A nostalgic touch to children's adventures
I was 11 years old when I first discovered the books of E. Nesbit, a Victorian writer of children’s books. A fabulous new bookshop had just opened in Calcutta and its children’s section stocked much, much more than the usual Enid Blyton and Hardy Boys and Nancy Drew books: there were shelves and shelves and shelves of books by authors I had never heard of before. Thanks to a pair of indulgent parents, I had the means to go through the shelves with the kind of thoroughness that my school teachers would have loved to see in my homework, and that’s when I came across E. Nesbit, a writer who, within the first few pages of the first book of hers I ever read, became such a favourite that I continue to seek her books even now, nearly four decades later.
Of all Nesbit’s books, The Railway Children became my ultimate favourite. It is placed right up there in the category of book beloveds that I call “comfort books” — books that I turn to whenever I feel low, and whenever the nastiness of the world feels too much to cope with. It’s about three children who are taken away by their mother from their comfortable life in London to a small cottage by a railway station in a village; they have been told that their father is making a long journey elsewhere, and that is why their lifestyle must change for a while.
Within weeks, these three children, Roberta, Peter and Phyllis, adopt the station by which they live, wave to every passing train, have train-related adventures, and become Railway Children in every way. The book is more than lovely, it gives me goosebumps, and I still re-read it whenever I need to.
Last week, browsing through the several publishers’ newsletters I have signed up for, I discovered The Return of the Railway Children, a sequel to The Railway Children. Not by Nesbit herself, unfortunately, but a modern writer, Lou Kuenzler, who has set the book during World War II, and introduces Phyllis’ daughter Edie, and two other children, Gus and Greta, all three of whom are being evacuated out of London to escape the Germans’ bombing.
Edie is going to stay with her Aunt Roberta in the same cottage that Roberta, Peter and Phyllis grew up in, but she’s a little nervous — Phyllis and Roberta have been estranged for a long time, apparently because Roberta disapproves of Phyllis’ lifestyle as a pilot and unmarried single mother. In which case, wonders Edie, how awful will her aunt be to her?
Gus, on the other hand, has worse things on his mind. His father is a German who has been placed in a camp for enemy aliens, and in the anti-German climate of Britain during World War II, he is both angry about what has happened to his father, and overly defensive about what might happen to him and his fiver-year-old sister Greta should anyone learn that they are half German.

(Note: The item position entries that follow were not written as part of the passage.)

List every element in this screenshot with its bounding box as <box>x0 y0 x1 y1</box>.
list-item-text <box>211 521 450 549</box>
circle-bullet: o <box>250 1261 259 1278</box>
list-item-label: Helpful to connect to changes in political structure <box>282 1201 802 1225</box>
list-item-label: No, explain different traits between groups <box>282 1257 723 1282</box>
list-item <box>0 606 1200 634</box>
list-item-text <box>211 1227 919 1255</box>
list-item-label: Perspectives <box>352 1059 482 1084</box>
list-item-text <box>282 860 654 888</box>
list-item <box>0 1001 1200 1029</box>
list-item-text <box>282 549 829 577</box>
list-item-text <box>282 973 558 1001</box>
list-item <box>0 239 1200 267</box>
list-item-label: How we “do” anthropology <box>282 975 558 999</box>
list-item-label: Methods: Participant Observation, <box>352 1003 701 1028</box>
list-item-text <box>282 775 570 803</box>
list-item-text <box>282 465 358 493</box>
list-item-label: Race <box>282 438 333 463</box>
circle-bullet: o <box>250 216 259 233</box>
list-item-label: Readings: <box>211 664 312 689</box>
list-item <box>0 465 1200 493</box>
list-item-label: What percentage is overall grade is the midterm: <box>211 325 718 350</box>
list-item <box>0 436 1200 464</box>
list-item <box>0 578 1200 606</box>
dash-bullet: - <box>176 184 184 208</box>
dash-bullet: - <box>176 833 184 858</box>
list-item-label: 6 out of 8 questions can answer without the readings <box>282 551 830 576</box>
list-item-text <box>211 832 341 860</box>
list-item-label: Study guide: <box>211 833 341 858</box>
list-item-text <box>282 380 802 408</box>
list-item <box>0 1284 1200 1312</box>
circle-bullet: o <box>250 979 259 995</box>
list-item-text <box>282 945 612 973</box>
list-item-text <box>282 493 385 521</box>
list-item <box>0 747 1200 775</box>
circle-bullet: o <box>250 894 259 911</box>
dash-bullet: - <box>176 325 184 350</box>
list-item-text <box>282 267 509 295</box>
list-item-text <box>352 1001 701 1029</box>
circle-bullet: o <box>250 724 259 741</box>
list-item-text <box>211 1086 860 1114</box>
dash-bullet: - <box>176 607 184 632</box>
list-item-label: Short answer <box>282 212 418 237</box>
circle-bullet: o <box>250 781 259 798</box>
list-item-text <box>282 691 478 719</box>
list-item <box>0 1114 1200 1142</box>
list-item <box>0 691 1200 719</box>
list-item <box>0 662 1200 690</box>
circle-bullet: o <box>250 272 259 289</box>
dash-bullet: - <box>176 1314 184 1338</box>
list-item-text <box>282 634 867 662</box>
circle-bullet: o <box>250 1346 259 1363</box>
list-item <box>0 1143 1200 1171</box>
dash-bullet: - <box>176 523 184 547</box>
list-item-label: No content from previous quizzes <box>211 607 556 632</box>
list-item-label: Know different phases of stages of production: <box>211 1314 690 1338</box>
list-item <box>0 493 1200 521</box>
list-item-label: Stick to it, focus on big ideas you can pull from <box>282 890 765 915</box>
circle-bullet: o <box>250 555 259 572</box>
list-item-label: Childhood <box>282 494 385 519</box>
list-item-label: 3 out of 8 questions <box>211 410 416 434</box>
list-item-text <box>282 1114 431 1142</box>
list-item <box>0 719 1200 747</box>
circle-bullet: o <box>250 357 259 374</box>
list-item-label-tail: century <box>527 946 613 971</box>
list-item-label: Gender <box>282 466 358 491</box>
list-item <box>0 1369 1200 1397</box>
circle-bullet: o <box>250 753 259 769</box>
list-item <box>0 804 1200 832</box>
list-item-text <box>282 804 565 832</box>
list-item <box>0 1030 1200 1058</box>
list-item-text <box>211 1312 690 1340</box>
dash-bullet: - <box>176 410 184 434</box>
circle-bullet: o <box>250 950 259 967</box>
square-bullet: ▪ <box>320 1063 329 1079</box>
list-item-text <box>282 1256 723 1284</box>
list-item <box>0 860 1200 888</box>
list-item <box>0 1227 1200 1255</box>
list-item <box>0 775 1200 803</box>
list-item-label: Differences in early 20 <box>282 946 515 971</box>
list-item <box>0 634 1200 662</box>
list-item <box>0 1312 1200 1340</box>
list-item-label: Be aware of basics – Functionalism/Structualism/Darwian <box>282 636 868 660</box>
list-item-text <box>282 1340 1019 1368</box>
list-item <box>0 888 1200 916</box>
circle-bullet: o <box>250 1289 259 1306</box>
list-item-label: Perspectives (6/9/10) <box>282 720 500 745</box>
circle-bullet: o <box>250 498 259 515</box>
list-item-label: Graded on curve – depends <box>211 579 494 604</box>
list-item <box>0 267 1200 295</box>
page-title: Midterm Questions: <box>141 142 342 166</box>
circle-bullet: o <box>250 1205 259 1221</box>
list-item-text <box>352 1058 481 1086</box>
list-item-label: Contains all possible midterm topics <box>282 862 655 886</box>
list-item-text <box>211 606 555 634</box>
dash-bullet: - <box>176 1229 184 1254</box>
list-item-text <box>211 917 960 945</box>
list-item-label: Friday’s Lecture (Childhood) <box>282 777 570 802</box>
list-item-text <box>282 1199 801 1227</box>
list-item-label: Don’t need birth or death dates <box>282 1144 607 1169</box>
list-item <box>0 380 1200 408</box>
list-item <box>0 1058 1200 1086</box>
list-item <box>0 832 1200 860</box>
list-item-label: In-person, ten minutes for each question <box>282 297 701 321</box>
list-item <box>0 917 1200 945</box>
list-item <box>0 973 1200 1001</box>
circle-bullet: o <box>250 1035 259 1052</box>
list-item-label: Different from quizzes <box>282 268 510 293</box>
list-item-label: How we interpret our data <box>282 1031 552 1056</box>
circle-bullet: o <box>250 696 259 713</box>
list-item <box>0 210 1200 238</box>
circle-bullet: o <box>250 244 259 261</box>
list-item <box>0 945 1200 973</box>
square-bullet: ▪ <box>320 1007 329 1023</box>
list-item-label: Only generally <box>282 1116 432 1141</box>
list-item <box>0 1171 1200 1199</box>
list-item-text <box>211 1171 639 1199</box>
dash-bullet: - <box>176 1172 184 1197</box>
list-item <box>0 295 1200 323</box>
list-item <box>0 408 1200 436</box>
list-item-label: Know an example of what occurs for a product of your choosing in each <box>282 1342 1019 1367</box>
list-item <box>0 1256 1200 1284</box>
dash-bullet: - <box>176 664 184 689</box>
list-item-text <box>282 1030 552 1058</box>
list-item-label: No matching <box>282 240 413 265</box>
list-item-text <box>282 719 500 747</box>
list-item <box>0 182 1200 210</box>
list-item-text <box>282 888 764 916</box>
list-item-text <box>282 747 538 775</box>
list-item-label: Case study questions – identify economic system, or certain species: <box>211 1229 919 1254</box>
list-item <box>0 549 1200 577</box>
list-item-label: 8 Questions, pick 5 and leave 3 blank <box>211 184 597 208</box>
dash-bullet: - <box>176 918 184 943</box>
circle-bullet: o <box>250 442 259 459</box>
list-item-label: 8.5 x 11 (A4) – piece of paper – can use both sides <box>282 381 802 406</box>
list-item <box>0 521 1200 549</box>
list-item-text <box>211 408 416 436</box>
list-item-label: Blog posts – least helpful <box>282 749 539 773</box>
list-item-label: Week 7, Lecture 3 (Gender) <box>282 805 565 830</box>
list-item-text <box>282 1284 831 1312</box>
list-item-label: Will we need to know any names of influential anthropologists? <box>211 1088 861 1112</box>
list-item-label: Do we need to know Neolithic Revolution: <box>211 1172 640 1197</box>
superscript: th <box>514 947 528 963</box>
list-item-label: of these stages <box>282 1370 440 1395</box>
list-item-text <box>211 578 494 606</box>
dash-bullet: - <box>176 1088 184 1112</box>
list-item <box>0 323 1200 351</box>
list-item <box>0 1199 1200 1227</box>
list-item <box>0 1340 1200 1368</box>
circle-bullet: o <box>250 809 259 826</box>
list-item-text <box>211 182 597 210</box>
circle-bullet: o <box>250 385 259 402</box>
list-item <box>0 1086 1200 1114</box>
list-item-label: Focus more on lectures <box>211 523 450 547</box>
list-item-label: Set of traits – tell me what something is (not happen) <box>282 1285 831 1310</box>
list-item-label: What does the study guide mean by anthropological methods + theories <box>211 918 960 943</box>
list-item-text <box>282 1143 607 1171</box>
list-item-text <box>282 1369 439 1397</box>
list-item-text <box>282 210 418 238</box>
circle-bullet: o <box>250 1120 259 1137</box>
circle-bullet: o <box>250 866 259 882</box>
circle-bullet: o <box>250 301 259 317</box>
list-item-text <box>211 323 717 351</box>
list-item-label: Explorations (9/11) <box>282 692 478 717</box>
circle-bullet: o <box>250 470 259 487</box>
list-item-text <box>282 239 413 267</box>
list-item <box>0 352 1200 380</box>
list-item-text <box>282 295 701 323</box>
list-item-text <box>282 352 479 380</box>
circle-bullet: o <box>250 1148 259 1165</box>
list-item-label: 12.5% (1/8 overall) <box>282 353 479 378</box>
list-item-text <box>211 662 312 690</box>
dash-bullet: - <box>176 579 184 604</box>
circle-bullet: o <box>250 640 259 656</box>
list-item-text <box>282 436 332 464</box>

So it’s an apprehensive bunch of children who step off the train at the village. But over time, the village station and the trains that pass through it capture their imagination, and just like the generation before them, Edie, Gus and Greta become the Railway Children.
The three children have many, many adventures, of which the biggest of all is hiding a German pilot from the authorities after his plane crashed close by, and outing a nest of spies. The tension is high in these chapters, but the smaller adventures are light and funny, and altogether I thoroughly enjoyed reading this book.
Kuenzler’s writing does not quite manage the warmth with which Nesbit wrote, but it is fairly close, and so I read The Return of the Railway Children not gnashing my teeth and planning terrible types of torture for the authors concerned as I tend to do while reading the work of modern writers trying to muscle in on popular series by long dead authors (Sebastian Faulkner’s nightmarish attempt at P.G. Wodehouse’s Jeeves series comes to mind, as does Sophie Hannah’s relentlessly rubbishy books starring Agatha Christie’s Poirot). Instead, I rather loved The Return of the Railway Children: not only did it return me to a book I love, but it also took that book and made it if not better, then at east bigger in scope and potential for delight.
Incidentally, this is not the first “sequel” to a book by E. Nesbit. A couple of years ago, I was thrilled to stumble upon a book titled Five Children on the Western Front by new-to-me author Kate Saunders.
This book features Cyril, Anthea, Robert, Jane and the Lamb from Nesbit’s exciting Five Children and It, in which the children meet a sand fairy called the Psammead who provides them with tonnes of adventures. But the five children are now grown up, and the Psammead, who had vanished at the end of the original book, has suddenly reappeared in their lives to help them deal with the awful effects of World War I.